Phase 2b and HS2 East are both reportedly at-risk in the upcoming review

But the current resident at Number 11 Downing Street, Jeremy Hunt, has been a vocal supporter and spoke at an All Party Parliamentary Group on Infrastructure reception last week of his ambition to build a whole network of high speed rail links in the UK.

“I really want to have HS3, HS4 and HS5. We have got to have much better connectivity,” he said.

News of the review comes alongside the appointment of a new chair of HS2 Ltd, a role which has been vacant since the departure of Allan Cook in July 2021.

Sir Jonathan Thompson, former chief executive of the Financial Reporting Council, has taken up the position after 11 months as deputy chair.

Thompson wrote in The Telegraph over the weekend that the high cost of the project was because it was being built more responsibly than in other countries.

“Why is it more expensive building in Britain than in, say, China? Here we do not ride roughshod over the environment, over planning law, over local authorities and local people,” he said.

“Is it more expensive per mile than in France? Yes. Because we choose tunnelling over the demolition of whole communities and swathes of countryside to protect people, wildlife and our precious green spaces.”

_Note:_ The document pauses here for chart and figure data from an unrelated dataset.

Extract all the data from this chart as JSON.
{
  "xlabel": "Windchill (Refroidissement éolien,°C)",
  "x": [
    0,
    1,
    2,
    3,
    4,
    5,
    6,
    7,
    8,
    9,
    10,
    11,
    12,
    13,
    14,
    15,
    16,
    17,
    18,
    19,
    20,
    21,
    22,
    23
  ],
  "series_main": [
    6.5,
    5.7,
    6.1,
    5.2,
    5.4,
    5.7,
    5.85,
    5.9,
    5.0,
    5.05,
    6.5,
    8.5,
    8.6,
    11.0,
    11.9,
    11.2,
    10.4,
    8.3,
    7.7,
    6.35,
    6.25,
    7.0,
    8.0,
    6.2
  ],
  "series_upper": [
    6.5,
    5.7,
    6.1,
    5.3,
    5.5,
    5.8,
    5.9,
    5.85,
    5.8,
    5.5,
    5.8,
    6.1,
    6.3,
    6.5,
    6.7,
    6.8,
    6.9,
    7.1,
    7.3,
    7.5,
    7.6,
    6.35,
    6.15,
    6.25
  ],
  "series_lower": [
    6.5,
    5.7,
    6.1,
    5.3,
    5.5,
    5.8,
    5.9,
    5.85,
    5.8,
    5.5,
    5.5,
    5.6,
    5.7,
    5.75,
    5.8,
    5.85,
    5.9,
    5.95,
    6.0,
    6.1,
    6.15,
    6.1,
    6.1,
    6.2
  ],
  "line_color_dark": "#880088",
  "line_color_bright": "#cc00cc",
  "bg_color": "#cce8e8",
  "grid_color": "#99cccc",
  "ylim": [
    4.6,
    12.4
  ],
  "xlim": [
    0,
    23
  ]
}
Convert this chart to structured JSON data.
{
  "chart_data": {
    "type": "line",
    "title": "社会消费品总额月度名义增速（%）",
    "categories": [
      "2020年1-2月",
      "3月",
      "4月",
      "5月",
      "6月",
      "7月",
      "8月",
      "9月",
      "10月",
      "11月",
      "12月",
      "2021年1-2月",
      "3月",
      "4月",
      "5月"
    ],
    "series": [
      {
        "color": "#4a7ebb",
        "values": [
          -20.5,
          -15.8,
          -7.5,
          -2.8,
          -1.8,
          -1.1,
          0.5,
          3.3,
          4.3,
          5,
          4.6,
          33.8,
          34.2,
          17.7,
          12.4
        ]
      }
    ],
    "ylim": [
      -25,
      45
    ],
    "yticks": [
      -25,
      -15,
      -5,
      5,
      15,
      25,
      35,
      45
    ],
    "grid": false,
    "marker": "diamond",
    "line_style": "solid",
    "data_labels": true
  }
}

A DfT spokesperson said it would not comment on “speculation” but that it remains “committed to delivering the project from Euston to Manchester and continue to work in line with the Integrated Rail Plan”.

Last month, the department’s permanent secretary, Bernadette Kelly, told the House of Commons transport select committee that inflation was putting a strain on its capital spending and could necessitate “quite tough decisions” on the phasing and delivery of projects, including HS2.